When Zeva sheds her harness at home, so goes the regal, responsible adult persona. Out comes a playful pup, eager to bat around her rubber Kong toy, stuffed with pulverized food frozen into icicles. She acts as if whoever rings the doorbell is there to see her. She sleeps by Kirk's side, often sneaking into the bed. First thing in the morning, she rolls over, exposes her belly and expects head-to-toe pets.

"I take care of her as much as she takes care of me," said Kirk, the son of a factory worker.

After his retinas detached, he could still drive and ride his bike, a favorite activity. Bit by bit, he made concessions to encroaching blindness. Retinal detachment, explained Dr. Stephanie Sugin, a Waterbury ophthalmologist, is when the brain tissue in the eye peels off like wallpaper. It is often treatable, but Kirk's disease was aggressive.

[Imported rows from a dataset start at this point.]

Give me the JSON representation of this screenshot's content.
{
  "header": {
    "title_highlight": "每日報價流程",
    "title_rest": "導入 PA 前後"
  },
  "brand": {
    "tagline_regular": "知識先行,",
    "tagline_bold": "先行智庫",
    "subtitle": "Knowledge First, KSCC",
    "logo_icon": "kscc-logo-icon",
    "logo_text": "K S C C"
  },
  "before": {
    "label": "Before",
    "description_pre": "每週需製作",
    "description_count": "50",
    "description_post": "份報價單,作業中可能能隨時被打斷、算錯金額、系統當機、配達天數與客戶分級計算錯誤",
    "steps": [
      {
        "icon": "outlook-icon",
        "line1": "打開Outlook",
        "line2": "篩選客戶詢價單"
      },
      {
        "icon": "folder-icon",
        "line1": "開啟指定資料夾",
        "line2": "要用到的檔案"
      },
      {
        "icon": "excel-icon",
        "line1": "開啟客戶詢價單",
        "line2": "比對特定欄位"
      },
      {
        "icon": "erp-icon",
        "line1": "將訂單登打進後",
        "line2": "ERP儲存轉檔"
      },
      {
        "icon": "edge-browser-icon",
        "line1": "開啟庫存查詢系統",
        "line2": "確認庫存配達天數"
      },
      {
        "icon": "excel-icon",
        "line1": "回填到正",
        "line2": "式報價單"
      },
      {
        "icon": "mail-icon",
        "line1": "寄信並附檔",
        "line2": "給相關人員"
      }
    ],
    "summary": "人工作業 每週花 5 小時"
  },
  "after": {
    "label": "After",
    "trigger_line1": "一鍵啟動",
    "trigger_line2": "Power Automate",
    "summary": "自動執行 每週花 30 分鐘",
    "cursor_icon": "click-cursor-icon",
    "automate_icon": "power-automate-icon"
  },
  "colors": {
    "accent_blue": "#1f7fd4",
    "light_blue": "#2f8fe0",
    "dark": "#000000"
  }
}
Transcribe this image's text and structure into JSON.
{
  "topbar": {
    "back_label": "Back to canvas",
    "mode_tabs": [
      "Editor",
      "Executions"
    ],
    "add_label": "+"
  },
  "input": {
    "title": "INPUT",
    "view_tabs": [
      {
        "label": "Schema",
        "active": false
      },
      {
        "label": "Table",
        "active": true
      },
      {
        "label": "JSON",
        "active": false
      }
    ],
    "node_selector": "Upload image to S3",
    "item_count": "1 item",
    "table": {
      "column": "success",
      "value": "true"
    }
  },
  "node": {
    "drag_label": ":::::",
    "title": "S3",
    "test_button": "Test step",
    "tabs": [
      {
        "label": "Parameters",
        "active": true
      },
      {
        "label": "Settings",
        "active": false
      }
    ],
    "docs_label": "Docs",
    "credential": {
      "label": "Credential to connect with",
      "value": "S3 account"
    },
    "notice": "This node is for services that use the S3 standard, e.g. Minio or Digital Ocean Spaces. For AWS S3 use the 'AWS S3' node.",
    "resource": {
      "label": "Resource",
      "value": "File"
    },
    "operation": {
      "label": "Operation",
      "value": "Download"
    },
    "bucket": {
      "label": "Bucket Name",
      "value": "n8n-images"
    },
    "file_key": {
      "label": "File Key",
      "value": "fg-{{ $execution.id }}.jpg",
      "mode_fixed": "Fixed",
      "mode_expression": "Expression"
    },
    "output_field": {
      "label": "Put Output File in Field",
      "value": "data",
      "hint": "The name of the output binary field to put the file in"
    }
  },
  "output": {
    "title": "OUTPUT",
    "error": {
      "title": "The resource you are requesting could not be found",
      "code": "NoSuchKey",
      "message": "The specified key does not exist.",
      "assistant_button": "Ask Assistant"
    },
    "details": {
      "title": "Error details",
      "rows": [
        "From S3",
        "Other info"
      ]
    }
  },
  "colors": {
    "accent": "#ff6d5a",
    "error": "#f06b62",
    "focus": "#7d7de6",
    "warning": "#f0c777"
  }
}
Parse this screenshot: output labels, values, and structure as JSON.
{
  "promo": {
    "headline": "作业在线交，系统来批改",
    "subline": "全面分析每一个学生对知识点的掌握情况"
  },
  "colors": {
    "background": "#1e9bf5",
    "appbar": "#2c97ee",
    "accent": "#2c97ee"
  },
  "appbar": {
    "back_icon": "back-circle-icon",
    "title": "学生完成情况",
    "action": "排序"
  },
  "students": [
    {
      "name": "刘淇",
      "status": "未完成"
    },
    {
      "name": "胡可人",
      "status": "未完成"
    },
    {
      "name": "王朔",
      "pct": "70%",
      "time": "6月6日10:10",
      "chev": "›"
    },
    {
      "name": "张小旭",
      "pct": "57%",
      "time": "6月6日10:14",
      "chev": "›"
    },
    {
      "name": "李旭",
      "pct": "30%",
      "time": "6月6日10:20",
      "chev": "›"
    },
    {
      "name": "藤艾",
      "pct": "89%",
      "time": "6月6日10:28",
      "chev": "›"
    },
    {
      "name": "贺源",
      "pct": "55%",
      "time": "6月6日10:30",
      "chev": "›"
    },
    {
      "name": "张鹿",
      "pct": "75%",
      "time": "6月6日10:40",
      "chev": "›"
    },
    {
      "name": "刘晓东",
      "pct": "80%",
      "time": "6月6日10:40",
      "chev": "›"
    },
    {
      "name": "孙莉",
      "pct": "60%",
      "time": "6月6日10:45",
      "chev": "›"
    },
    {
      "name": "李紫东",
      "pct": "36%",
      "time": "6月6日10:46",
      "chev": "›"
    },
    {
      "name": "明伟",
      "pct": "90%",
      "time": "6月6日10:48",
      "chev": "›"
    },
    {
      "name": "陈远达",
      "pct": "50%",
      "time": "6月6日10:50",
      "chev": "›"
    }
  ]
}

Kirk said he misses independence the most. He has had numerous surgeries to restore vision to his slate-blue eyes, but because of built-up scar tissue, doctors can do little more. With Zeva by his side, Kirk has removed the word "can't" from his vocabulary.

"I could sit home in pity, but who would benefit from that? No one. Therefore, I go and do things," he said. "I've always been upbeat and try to make people laugh."